When it comes to training ponies, Greenwood says, what most coaches get wrong isn’t how they work with their animals, but how they communicate with their kids. “The simplest things you hear trainers say all the time—‘go forward,’ for instance—that’s a totally fine thing to say if [the child] understands what that means. But I listen to trainers when their kids come out of the ring, and they’ll say things like, ‘Why did you do that?’ To me, it’s like, ‘Well, why would you ask that?’
“If the same thing keeps happening [in the ring] every day, well, maybe [it’s the words you’re using]. Maybe that’s on the trainer.”
Years ago, at Nimrod, Greenwood learned the virtue of good communication the hard way. When Dr. George Yeaton sent three ponies to the farm to be broke and shown for sale while Mutch was away at Indoor Finals, Greenwood was instructed to fast-track “the prettier of the two grey ponies” in the group for a client that was coming to look at him the following week. In just a few days, Greenwood had the pony walking, trotting, and cantering under saddle, as well as jumping small jumps and swapping its lead.
Overjoyed, she put him through his paces for Mutch when he returned, beaming with pride the whole time. When she looked up, and to her surprise, Ronnie wasn’t smiling.
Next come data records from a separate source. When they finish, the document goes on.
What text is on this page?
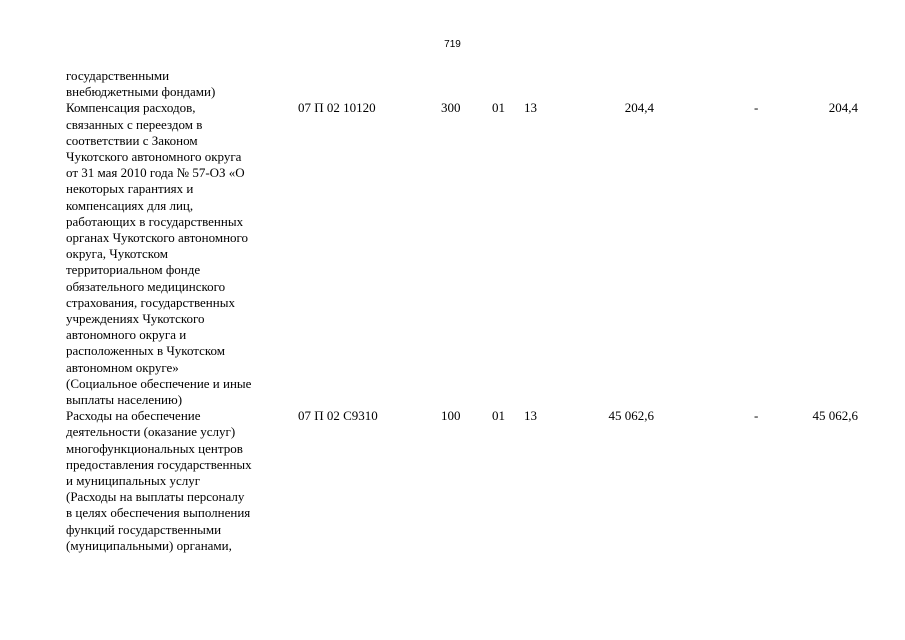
719
государственными
внебюджетными фондами)
Компенсация расходов,
связанных с переездом в
соответствии с Законом
Чукотского автономного округа
от 31 мая 2010 года № 57-ОЗ «О
некоторых гарантиях и
компенсациях для лиц,
работающих в государственных
органах Чукотского автономного
округа, Чукотском
территориальном фонде
обязательного медицинского
страхования, государственных
учреждениях Чукотского
автономного округа и
расположенных в Чукотском
автономном округе»
(Социальное обеспечение и иные
выплаты населению)
07 П 02 10120	300 01 13	204,4	-	204,4
Расходы на обеспечение
деятельности (оказание услуг)
многофункциональных центров
предоставления государственных
и муниципальных услуг
(Расходы на выплаты персоналу
в целях обеспечения выполнения
функций государственными
(муниципальными) органами,
07 П 02 С9310	100 01 13	45 062,6	-	45 062,6
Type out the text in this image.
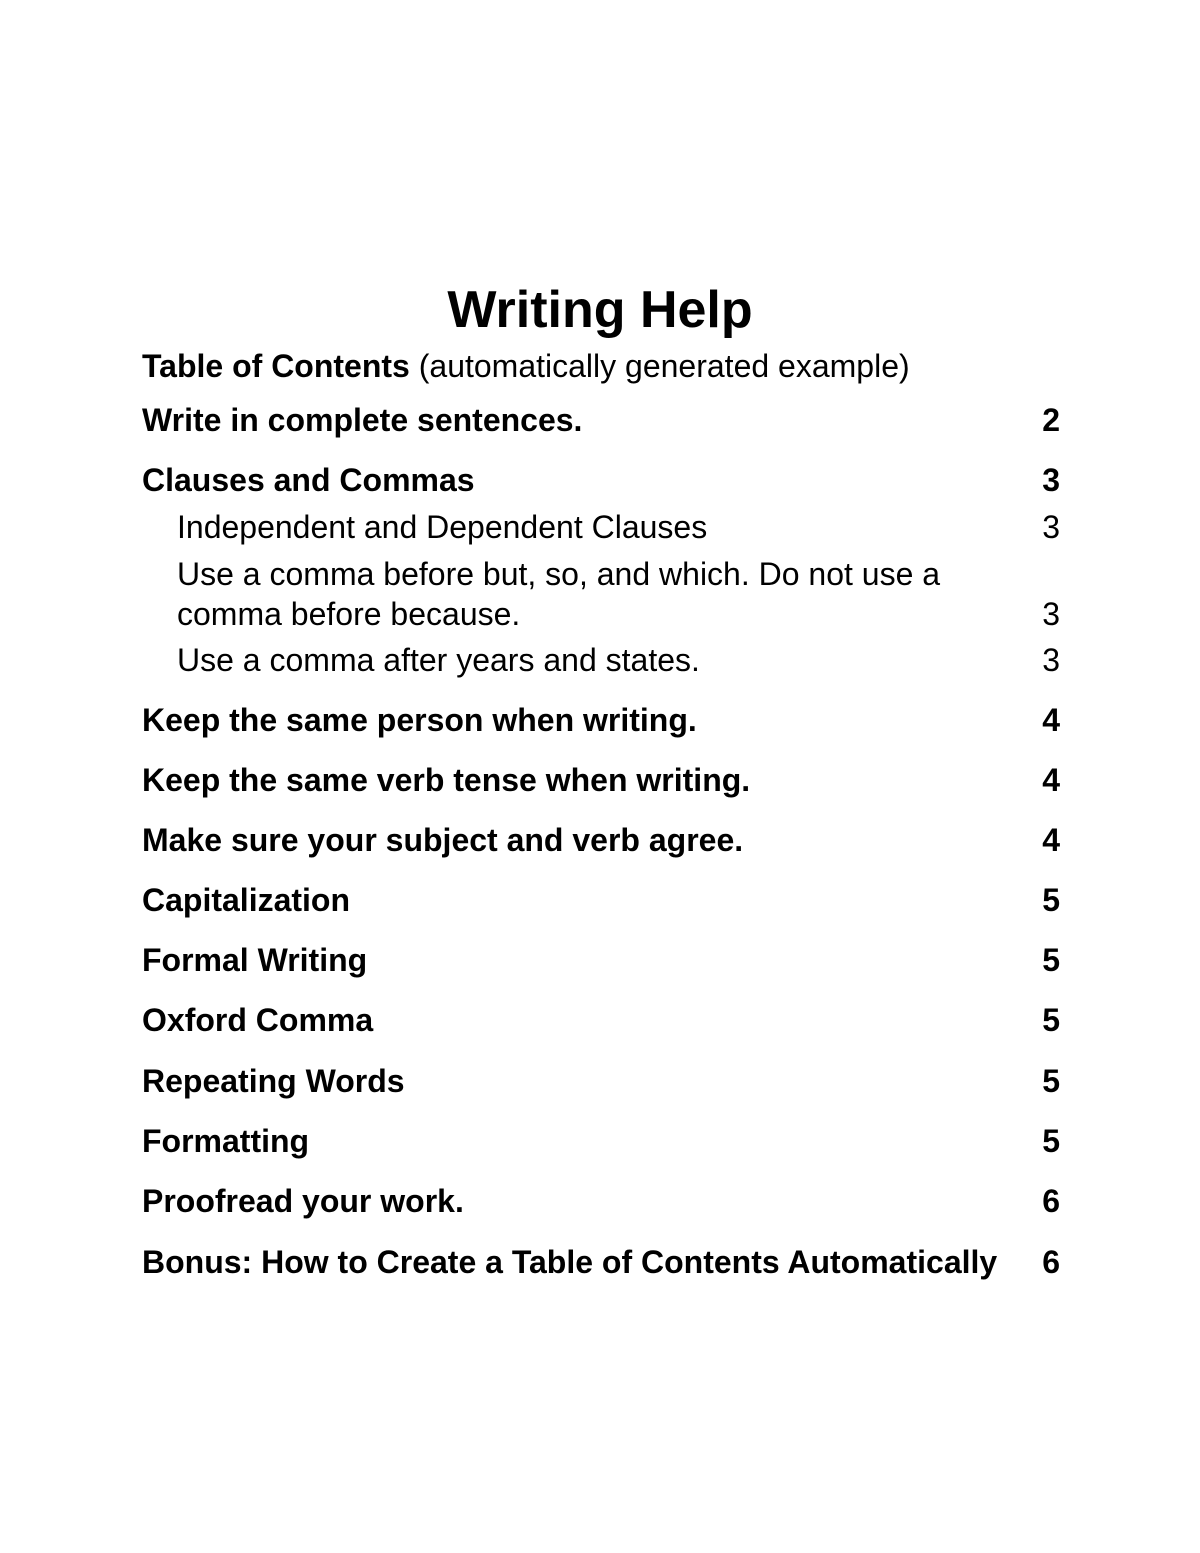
Writing Help

Table of Contents (automatically generated example)

Write in complete sentences.	2
Clauses and Commas	3
Independent and Dependent Clauses	3
Use a comma before but, so, and which. Do not use a comma before because.	3
Use a comma after years and states.	3
Keep the same person when writing.	4
Keep the same verb tense when writing.	4
Make sure your subject and verb agree.	4
Capitalization	5
Formal Writing	5
Oxford Comma	5
Repeating Words	5
Formatting	5
Proofread your work.	6
Bonus: How to Create a Table of Contents Automatically	6
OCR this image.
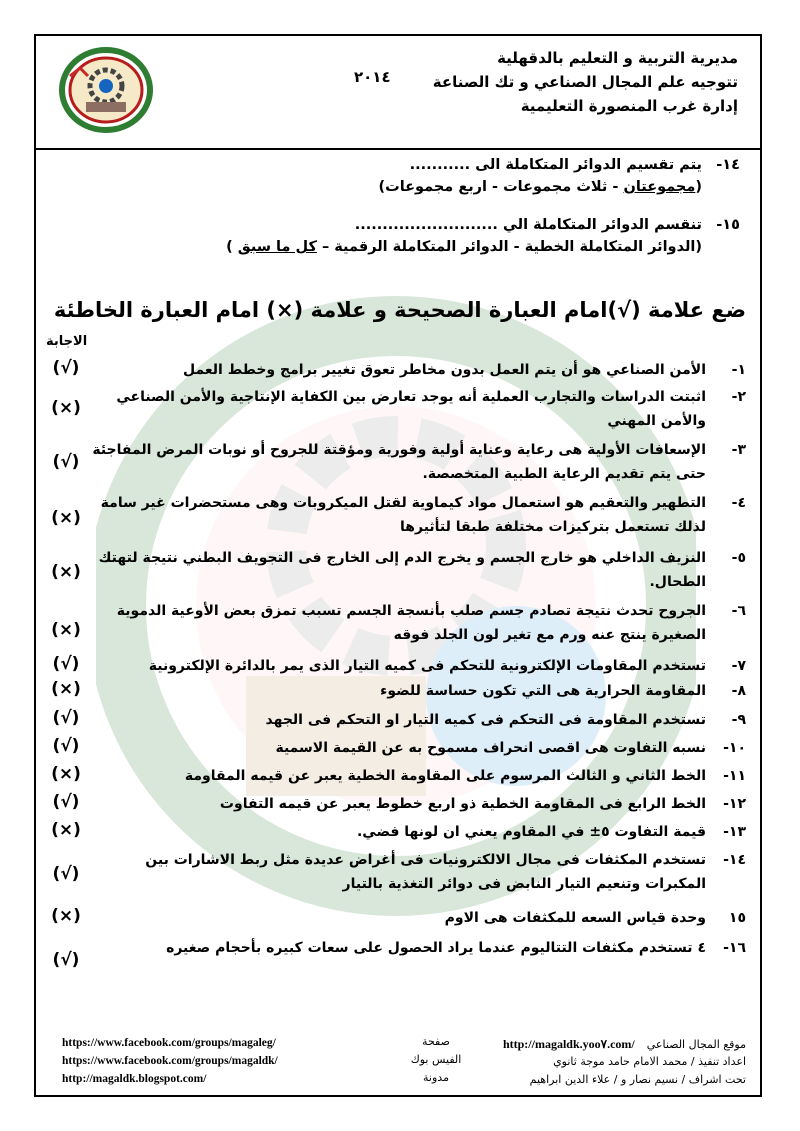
مديرية التربية و التعليم بالدقهلية
تتوجيه علم المجال الصناعي و تك الصناعة
إدارة غرب المنصورة التعليمية
٢٠١٤
١٤-يتم تقسيم الدوائر المتكاملة الى ...........
(مجموعتان - ثلاث مجموعات - اربع مجموعات)
١٥-تنقسم الدوائر المتكاملة الي ..........................
(الدوائر المتكاملة الخطية - الدوائر المتكاملة الرقمية – كل ما سبق )
ضع علامة (√)امام العبارة الصحيحة و علامة (×) امام العبارة الخاطئة
الاجابة
١-
الأمن الصناعي هو أن يتم العمل بدون مخاطر تعوق تغيير برامج وخطط العمل
(√)
٢-
اثبتت الدراسات والتجارب العملية أنه يوجد تعارض بين الكفاية الإنتاجية والأمن الصناعي والأمن المهني
(×)
٣-
الإسعافات الأولية هى رعاية وعناية أولية وفورية ومؤقتة للجروح أو نوبات المرض المفاجئة حتى يتم تقديم الرعاية الطبية المتخصصة.
(√)
٤-
التطهير والتعقيم هو استعمال مواد كيماوية لقتل الميكروبات وهى مستحضرات غير سامة لذلك تستعمل بتركيزات مختلفة طبقا لتأثيرها
(×)
٥-
النزيف الداخلي هو خارج الجسم و يخرج الدم إلى الخارج فى التجويف البطني نتيجة لتهتك الطحال.
(×)
٦-
الجروح تحدث نتيجة تصادم جسم صلب بأنسجة الجسم تسبب تمزق بعض الأوعية الدموية الصغيرة ينتج عنه ورم مع تغير لون الجلد فوقه
(×)
٧-
تستخدم المقاومات الإلكترونية للتحكم فى كميه التيار الذى يمر بالدائرة الإلكترونية
(√)
٨-
المقاومة الحرارية هى التي تكون حساسة للضوء
(×)
٩-
تستخدم المقاومة فى التحكم فى كميه التيار او التحكم فى الجهد
(√)
١٠-
نسبه التفاوت هى اقصى انحراف مسموح به عن القيمة الاسمية
(√)
١١-
الخط الثاني و الثالث المرسوم على المقاومة الخطية يعبر عن قيمه المقاومة
(×)
١٢-
الخط الرابع فى المقاومة الخطية ذو اربع خطوط يعبر عن قيمه التفاوت
(√)
١٣-
قيمة التفاوت ٥± في المقاوم يعني ان لونها فضي.
(×)
١٤-
تستخدم المكثفات فى مجال الالكترونيات فى أغراض عديدة مثل ربط الاشارات بين المكبرات وتنعيم التيار النابض فى دوائر التغذية بالتيار
(√)
١٥
وحدة قياس السعه للمكثفات هى الاوم
(×)
١٦-
٤ تستخدم مكثفات التتاليوم عندما يراد الحصول على سعات كبيره بأحجام صغيره
(√)
https://www.facebook.com/groups/magaleg/
https://www.facebook.com/groups/magaldk/
http://magaldk.blogspot.com/
صفحة
الفيس بوك
مدونة
موقع المجال الصناعيhttp://magaldk.yoo٧.com/
اعداد تنفيذ / محمد الامام حامد موجة ثانوي
تحت اشراف / نسيم نصار و / علاء الدين ابراهيم
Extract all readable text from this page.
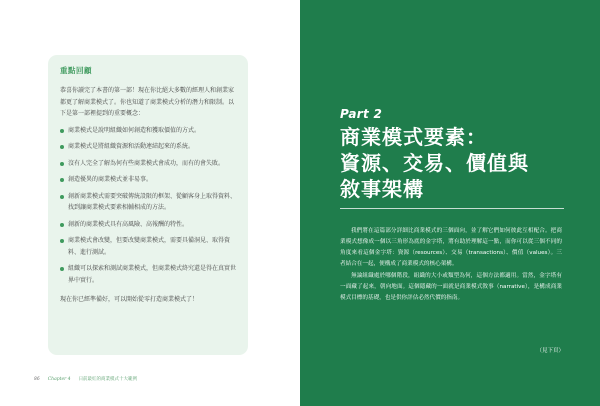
重點回顧

恭喜你讀完了本書的第一部！現在你比絕大多數的經理人和創業家都更了解商業模式了。你也知道了商業模式分析的潛力和限制。以下是第一部裡提到的重要概念：

商業模式是說明組織如何創造和獲取價值的方式。
商業模式是將組織資源和活動連結起來的系統。
沒有人完全了解為何有些商業模式會成功，而有的會失敗。
創造優異的商業模式並非易事。
創新商業模式需要突破傳統設限的框架、從顧客身上取得資料、找到讓商業模式要素相輔相成的方法。
創新的商業模式具有高風險、高報酬的特性。
商業模式會改變，但要改變商業模式，需要具備洞見、取得資料、進行測試。
組織可以探索和測試商業模式，但商業模式終究還是得在真實世界中實行。

現在你已經準備好，可以開始從零打造商業模式了！

86 Chapter 4 日前最紅的商業模式十大範例
Part 2
商業模式要素：
資源、交易、價值與
敘事架構

我們將在這篇部分詳細比商業模式的三個面向，並了解它們如何彼此互相配合。把商業模式想像成一個以三角形為底的金字塔，將有助於理解這一點，而你可以從三個不同的角度來看這個金字塔：資源（resources）、交易（transactions）、價值（values）。三者結合在一起，便構成了商業模式的核心架構。

無論組織處於哪個階段，組織的大小或類型為何，這個方法都適用。當然，金字塔有一面藏了起來，朝向地面。這個隱藏的一面就是商業模式敘事（narrative），是構成商業模式目標的基礎，也是供你評估必然代價的指南。

（見下頁）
“I said, ‘What do you think? Isn’t he great?’” Greenwood says.
Mutch replied, “‘Yes, yes, he’s great. But that’s the wrong grey pony.’”
The grey pony Mutch had in mind, however, ended up being 15 hands, while Robin’s choice measured. And so, as the story goes, it all worked out for the best. In fact, it’s just one of many examples in Greenwood’s 50-plus years in the business that align along that common theme. Events may not always go the way that you expect them to, but with a little luck—a little bit of magic, maybe—you’ll end up right where you’re supposed to be.